Di luar itu, PT WAL (DL) sebenarnya memiliki aset senilai Rp2,4 triliun. Tetapi aset yang dikaitkan dengan perkara korupsi Jiwasraya itu kini disita negara berdasarkan putusan Mahkamah Agung. Untuk mendapatkan kembali aset Rp2,4 triliun ini dibutuhkan upaya hukum Peninjauan Kembali (PK).

Upaya Hukum

Harvardy mengatakan Tim Likuidasi sedang melakukan upaya hukum terhadap dua aset PT WAL (DL). Pertama adalah aset yang diblokir Kejaksaan Agung. Meski tak menyebut nilainya, namun aset yang diblokir ini diduga mengacu ke portofolio senilai Rp330 miliar d Kustodian Sentral Efek Indonesia (KSEI) yang kini masih berada di bawah kontrol Kejaksaan.

Baca Juga :   Ini Daftar Asuransi Jiwa Bermasalah dan Perkembangan Penanganannya oleh OJK

Harvardy mengatakan kuasa hukum Tim Likuidiasi dan Tim Likuidasi sendiri sudah melakukan komunikasi intesif dengan pihak Kejaksaan Agung untuk membuka pemblokiran aset tersebut.

“Kalau tidak meleset, mudah-mudahan minggu pertama atau kedua Oktober, kami sudah bisa meminta pelepesan blokir tersebut. Kami sedang usahakan mengenai hal itu,” ujarnya.

Upaya hukum kedua, kata Harvardy adalah Peninjauan Kembali (PK) atas penyitaan aset PT WAL (DL) senilai Rp2,4 triliun. Banyak rintangan untuk mengembalikan aset tersebut.

Ia mengatakan sudah berkoordinasi dengan pihak Pengadilan dan Mahakamah Agung terkait upaya PK ini. Masalahnya, Tim Likuidasi hingga kini belum menerima relaas atau pemberitahuan resmi putusan tersebut sebagai dasar untuk mengajukan PK.

“Kami sudah berkoordinasi dengan pihak Pengadilan dan Mahkamah Agung, dan tanggapannya adalah mereka memang tidak memberikan secara resmi karena tidak terbuka upaya hukum PK. Dasarnya adalah pasal 20 Peraturan Mahkamah Agung (Perma) No.2 tahun 2022,” ungkapnya.

Pasal 20 Perma tersebut berbunyi ‘Terhadap kasasi dan atau Penetapan atas permhonan Keberatan yang telah berkekuatan hukum tetap, tidak dapat diajukan Peninjauan Kembali.’

Harvardy mengatakan terus berdiskusi dengan pihak Pengadilan dan MA terkait hambatan tersebut.
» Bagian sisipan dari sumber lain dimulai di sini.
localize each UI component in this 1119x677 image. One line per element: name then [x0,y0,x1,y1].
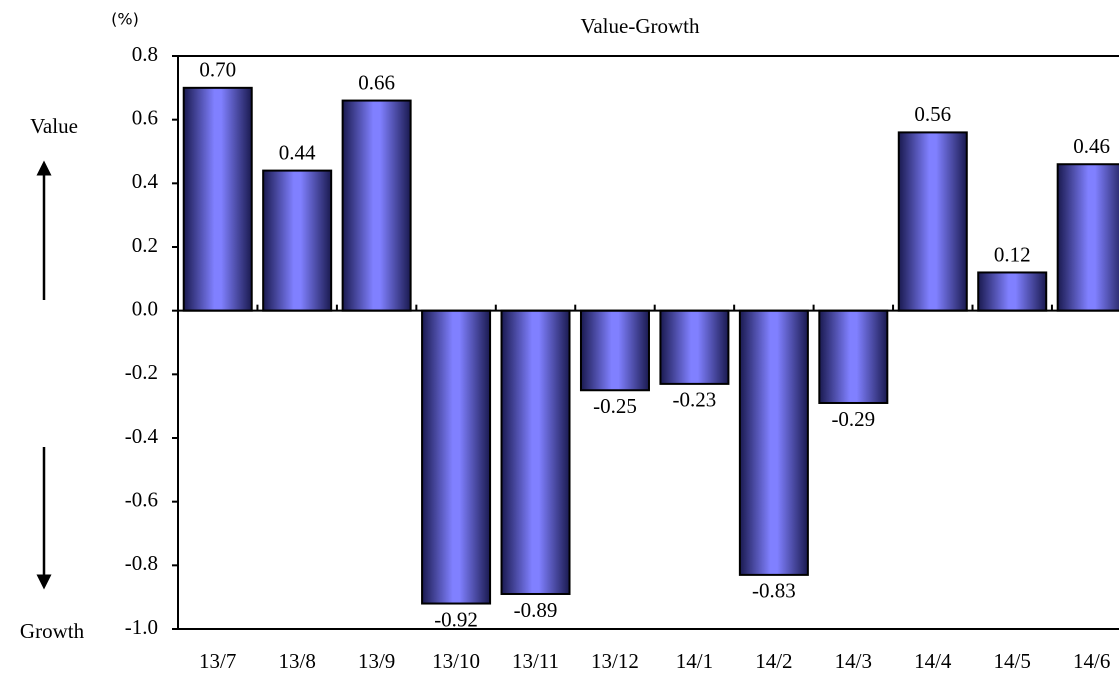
value-label: -0.89 [514,598,558,622]
annotation: Growth [20,619,85,643]
bar [1056,163,1119,312]
x-tick-label: 13/7 [199,649,236,673]
y-tick-label: -0.2 [125,360,158,384]
value-label: -0.92 [434,607,478,631]
value-label: -0.25 [593,394,637,418]
y-tick-label: 0.2 [132,233,158,257]
value-label: -0.83 [752,579,796,603]
bar [579,309,650,392]
x-tick-label: 13/11 [512,649,559,673]
value-label: 0.46 [1073,134,1110,158]
value-label: 0.70 [199,58,236,82]
unit-label: (%) [111,10,139,29]
annotation: Value [30,114,78,138]
x-tick-label: 14/5 [994,649,1031,673]
chart-title: Value-Growth [581,14,700,38]
y-tick-label: 0.0 [132,296,158,320]
x-tick-label: 13/10 [432,649,480,673]
x-tick-label: 13/8 [279,649,316,673]
value-label: 0.66 [358,70,395,94]
bar [659,309,730,385]
y-tick-label: -1.0 [125,615,158,639]
y-tick-label: 0.4 [132,169,159,193]
y-tick-label: -0.8 [125,551,158,575]
x-tick-label: 13/9 [358,649,395,673]
y-tick-label: 0.6 [132,105,158,129]
value-label: 0.44 [279,140,316,164]
y-tick-label: -0.6 [125,487,158,511]
bar [500,309,571,595]
value-label: -0.29 [831,407,875,431]
plot-frame [177,55,1119,630]
x-tick-label: 14/2 [755,649,792,673]
x-tick-label: 13/12 [591,649,639,673]
value-label: 0.12 [994,242,1031,266]
bar [897,131,968,312]
x-tick-label: 14/4 [914,649,952,673]
bar [341,99,412,312]
x-tick-label: 14/3 [835,649,872,673]
value-label: 0.56 [914,102,951,126]
bar [818,309,889,404]
x-tick-label: 14/6 [1073,649,1110,673]
bar [182,86,253,312]
bar [977,271,1048,312]
y-tick-label: 0.8 [132,42,158,66]
value-label: -0.23 [673,388,717,412]
bar [262,169,333,312]
y-tick-label: -0.4 [125,424,159,448]
bar [738,309,809,576]
bar [421,309,492,605]
x-tick-label: 14/1 [676,649,713,673]
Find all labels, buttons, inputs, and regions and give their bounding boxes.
“Yang pasti kami dari Tim Likuidasi pantang menyerah. Kami berupaya bagaimana caranya supaya setidaknya hak Tim Likuidiasi itu bisa mengajukan PK,” ujarnya.

Menurut Harvardy banyak preseden yang bisa dijadikan rujukan untuk melakukan PK atas penyitaan aset ini. Salah satunya kasus penipuan First Travel. Selain itu, secara hukum, Undang-Undang Kehakiman menyatakan ‘setiap putusan yang sudah berkekuatan hukum tetap bisa diajukan PK.’

“Undang-Undang ini harus dianggap lebih berlaku dibandingkan Perma,” ujarnya.